LPA - Der Agrar- und Forstbericht für das Landwirtschaftsjahr 2011 liegt vor. Landeshauptmann Luis Durnwalder und Agrarlandesrat Hans Berger haben die Zahlen und Daten heute (15. Mai) im Palais Widmann in Bozen vorgestellt.

LH Luis Durnwaler und LR Hans Berger bei der Vorstellung des Agar- und Forstberichts 2011.

Der Agrar- und Forstbericht wird jährlich von den Landesabteilungen für Landwirtschaft, für Forstwirtschaft, für Land-, forst- und hauswirtschaftliche Berufsbildung sowie für Land- und forstwirtschaftliches Versuchswesen gemeinsam erarbeitet und umfasst die wichtigsten Zahlen, Fakten und Entwicklungen zur Südtirols Land- und Fortstwirtschaft.

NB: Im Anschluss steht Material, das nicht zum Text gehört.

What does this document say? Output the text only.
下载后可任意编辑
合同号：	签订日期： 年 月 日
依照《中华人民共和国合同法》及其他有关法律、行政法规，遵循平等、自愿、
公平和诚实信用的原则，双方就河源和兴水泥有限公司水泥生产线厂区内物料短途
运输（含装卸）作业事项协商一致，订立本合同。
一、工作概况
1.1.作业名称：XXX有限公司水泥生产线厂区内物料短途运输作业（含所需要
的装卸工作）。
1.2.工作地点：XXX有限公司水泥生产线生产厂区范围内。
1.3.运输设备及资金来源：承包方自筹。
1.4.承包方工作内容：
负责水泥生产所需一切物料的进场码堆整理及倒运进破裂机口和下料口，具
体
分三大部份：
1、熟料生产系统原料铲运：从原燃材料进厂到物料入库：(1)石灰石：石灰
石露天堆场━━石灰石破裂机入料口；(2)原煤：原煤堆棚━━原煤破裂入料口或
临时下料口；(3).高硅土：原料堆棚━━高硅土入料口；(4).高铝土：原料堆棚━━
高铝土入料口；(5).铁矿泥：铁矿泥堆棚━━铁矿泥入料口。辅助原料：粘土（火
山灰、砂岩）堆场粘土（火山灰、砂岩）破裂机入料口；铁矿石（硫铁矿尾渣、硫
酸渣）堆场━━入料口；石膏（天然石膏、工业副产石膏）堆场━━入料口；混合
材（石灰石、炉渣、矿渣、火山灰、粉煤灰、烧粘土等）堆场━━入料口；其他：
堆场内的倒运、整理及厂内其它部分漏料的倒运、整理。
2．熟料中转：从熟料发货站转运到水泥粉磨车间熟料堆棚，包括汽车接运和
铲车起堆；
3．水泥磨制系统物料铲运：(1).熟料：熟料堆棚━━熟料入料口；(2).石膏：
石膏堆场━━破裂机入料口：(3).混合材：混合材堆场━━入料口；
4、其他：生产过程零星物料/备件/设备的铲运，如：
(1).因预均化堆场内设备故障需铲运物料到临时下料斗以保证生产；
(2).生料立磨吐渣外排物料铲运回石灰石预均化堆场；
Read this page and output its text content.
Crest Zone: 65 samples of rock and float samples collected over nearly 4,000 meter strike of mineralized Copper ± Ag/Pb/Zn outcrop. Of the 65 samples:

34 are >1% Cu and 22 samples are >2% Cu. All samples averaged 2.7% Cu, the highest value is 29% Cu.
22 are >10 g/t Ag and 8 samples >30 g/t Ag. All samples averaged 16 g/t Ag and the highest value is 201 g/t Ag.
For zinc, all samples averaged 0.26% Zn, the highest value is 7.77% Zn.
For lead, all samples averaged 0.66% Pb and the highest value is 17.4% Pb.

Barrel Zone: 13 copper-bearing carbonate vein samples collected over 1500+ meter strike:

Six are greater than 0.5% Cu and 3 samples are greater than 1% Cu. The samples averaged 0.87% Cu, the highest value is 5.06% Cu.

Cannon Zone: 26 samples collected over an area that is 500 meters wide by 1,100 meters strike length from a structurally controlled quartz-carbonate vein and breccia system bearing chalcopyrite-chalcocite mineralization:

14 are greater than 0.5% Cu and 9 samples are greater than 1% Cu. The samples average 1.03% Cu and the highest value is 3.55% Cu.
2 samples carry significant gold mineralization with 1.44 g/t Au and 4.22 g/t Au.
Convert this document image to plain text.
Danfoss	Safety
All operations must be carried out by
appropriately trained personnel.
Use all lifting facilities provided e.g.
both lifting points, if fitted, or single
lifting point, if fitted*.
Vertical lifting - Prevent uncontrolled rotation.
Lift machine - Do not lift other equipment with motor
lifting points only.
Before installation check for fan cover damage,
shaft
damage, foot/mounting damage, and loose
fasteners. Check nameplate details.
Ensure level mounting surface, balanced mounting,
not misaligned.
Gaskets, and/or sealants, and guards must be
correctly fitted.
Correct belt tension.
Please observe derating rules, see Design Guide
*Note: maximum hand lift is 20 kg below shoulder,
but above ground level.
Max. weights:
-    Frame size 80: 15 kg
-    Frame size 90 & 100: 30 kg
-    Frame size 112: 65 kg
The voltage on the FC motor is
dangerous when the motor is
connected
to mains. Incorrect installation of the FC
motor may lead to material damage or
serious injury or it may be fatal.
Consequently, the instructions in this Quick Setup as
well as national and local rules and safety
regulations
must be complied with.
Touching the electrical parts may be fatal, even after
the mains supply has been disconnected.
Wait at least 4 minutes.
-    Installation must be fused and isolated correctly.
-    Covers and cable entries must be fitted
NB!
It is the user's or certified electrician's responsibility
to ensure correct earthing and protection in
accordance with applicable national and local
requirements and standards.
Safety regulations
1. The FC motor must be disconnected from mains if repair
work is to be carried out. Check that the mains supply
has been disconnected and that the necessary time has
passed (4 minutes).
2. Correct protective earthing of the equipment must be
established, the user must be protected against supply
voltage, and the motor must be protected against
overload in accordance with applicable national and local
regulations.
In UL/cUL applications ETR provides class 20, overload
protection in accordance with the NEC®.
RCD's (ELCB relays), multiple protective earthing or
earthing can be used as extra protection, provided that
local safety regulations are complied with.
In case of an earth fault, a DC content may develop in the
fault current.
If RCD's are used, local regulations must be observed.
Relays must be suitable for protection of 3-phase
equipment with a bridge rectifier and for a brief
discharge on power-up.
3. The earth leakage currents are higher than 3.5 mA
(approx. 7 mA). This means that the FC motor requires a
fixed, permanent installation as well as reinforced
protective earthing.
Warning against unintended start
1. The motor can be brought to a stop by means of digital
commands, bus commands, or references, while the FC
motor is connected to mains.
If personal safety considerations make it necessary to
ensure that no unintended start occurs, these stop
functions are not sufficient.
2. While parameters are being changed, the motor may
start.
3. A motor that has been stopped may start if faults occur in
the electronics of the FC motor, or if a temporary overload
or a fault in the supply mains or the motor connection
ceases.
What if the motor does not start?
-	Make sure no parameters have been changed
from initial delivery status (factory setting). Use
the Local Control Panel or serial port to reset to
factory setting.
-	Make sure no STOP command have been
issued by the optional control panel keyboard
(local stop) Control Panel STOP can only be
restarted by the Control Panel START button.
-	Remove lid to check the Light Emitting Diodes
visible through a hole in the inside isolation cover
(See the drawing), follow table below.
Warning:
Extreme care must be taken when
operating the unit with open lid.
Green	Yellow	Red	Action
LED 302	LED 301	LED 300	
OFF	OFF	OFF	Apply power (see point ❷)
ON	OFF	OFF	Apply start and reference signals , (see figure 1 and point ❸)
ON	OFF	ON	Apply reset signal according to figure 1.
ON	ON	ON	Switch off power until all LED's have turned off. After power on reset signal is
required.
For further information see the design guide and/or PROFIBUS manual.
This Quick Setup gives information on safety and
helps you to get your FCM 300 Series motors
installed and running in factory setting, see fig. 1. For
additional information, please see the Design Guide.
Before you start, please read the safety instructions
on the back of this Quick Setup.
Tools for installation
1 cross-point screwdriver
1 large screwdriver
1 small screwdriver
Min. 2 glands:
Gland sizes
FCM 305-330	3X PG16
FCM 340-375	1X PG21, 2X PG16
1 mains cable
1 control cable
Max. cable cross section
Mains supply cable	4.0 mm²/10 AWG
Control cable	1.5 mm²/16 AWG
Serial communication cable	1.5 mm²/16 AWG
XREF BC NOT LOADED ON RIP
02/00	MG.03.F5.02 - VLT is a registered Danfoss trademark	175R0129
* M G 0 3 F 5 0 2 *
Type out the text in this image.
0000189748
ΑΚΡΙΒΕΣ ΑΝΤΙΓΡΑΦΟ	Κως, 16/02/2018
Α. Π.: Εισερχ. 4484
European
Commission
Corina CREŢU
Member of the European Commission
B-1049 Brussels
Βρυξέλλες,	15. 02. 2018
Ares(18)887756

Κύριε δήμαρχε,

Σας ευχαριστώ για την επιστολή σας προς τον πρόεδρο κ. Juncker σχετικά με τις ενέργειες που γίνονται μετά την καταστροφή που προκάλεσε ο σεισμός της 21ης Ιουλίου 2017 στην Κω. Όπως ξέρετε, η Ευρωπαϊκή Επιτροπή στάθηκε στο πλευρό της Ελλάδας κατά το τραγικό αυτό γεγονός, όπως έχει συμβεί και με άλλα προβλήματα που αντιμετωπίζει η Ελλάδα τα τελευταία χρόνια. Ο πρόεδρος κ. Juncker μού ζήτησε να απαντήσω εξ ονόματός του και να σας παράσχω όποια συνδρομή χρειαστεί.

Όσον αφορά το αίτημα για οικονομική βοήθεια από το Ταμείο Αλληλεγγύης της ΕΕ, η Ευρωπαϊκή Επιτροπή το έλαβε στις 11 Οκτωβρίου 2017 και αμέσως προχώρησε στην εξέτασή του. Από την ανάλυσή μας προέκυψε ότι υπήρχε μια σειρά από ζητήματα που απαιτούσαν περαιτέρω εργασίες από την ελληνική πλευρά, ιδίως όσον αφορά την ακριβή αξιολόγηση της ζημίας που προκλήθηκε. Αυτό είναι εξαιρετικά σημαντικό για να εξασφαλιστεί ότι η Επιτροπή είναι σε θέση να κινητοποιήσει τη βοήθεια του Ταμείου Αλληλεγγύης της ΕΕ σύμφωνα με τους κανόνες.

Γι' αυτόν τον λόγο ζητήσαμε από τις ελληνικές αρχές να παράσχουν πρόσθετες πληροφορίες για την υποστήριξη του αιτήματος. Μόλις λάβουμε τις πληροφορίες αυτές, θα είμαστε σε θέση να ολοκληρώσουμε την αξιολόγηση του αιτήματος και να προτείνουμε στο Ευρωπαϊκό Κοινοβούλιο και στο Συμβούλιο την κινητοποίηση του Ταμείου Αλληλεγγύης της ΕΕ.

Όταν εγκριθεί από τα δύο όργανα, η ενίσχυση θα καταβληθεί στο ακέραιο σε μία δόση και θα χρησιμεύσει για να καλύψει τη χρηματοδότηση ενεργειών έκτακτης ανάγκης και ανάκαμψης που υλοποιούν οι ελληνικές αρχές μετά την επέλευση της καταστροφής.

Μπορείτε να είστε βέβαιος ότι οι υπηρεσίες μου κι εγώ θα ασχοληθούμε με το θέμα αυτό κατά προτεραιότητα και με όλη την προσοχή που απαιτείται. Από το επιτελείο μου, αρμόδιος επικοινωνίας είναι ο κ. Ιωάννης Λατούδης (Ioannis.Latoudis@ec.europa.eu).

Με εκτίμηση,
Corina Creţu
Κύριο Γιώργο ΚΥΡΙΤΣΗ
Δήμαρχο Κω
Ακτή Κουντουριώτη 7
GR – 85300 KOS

Landeshauptmann Luis Durnwalder, in der Landesregierung für die Forstwirtschaft zuständig, gab einen Überblick über das abgelaufene Forstjahr. "2011 war von der UNO zum Internationalen Jahr der Wälder ausgerufen worden, dementsprechend hat die Landesabteilung Forstwirtschaft das ganze Jahr über mit zahlreichen Veranstaltungen und einer Waldoper für Kinder, die insgesamt 2.400 Schülerinnen und Schüler gesehen haben, Sensibilisierungsarbeit zur Bedeutung des Waldes geleistet", berichtet Durnwalder.

Südtirol ist derzeit von 336.698 Hektar Wald und 35.485 Hektar "anderen bewaldeten Flächen" bedeckt. "Bei meinem Amtsantritt 1989 waren es noch 310.000 Hektar gewesen. Landesweit nimmt die Waldfläche also zu", unterstreicht der Landeshauptmann. Diese Zunahme finde vorwiegend in wenig besiedelten Gebieten statt, während in den urbanisierten Gebieten ein Druck auf die Restwaldflächen zu verspüren sei. "Jährlich werden über Kulturänderungen circa 90 bis 100 Hektar Wald in andere Kulturformen umgewandelt, dennoch ist die Bilanz positiv", so LH Durnwalder, der darauf hinweist, dass in Südtirol im Durchschnitt auf einen Hektar Wald nur 1,5 Einwohner kommen, während es in Deutschland und Italien sechs Einwohner sind. 

"In diesem Zusammenhang kann die wichtige Schutzfunktion des Waldes in Südtirol für Siedlungen, Verkehrswege und sonstige Infrastrukturen nicht oft genug unterstrichen werden", sagt der Landeshauptmann. 58 Prozent der Wälder in Südtirol sind Schutzwälder.

Eine Analyse der Besitzstruktur zeigt, dass Südtirols Wald mehrheitlich (68 Prozent) in Privatbesitz ist. Von den insgesamt 21.000 Waldbesitzern können über 9.000 nur eine Waldfläche von bis zu 2,5 Hektar ihr Eigen nennen, während lediglich 52 Betriebe in Südtirol über eine Waldfläche von über 250 Hektar verfügen. "Die Kleinteiligkeit, die die Besitzverhältnisse kennzeichnet, hat zwar waldwirtschaftliche Nachteile, schafft aber einen direkten Bezug der Bevölkerung zum Wald", ist LH Durnwalder überzeugt.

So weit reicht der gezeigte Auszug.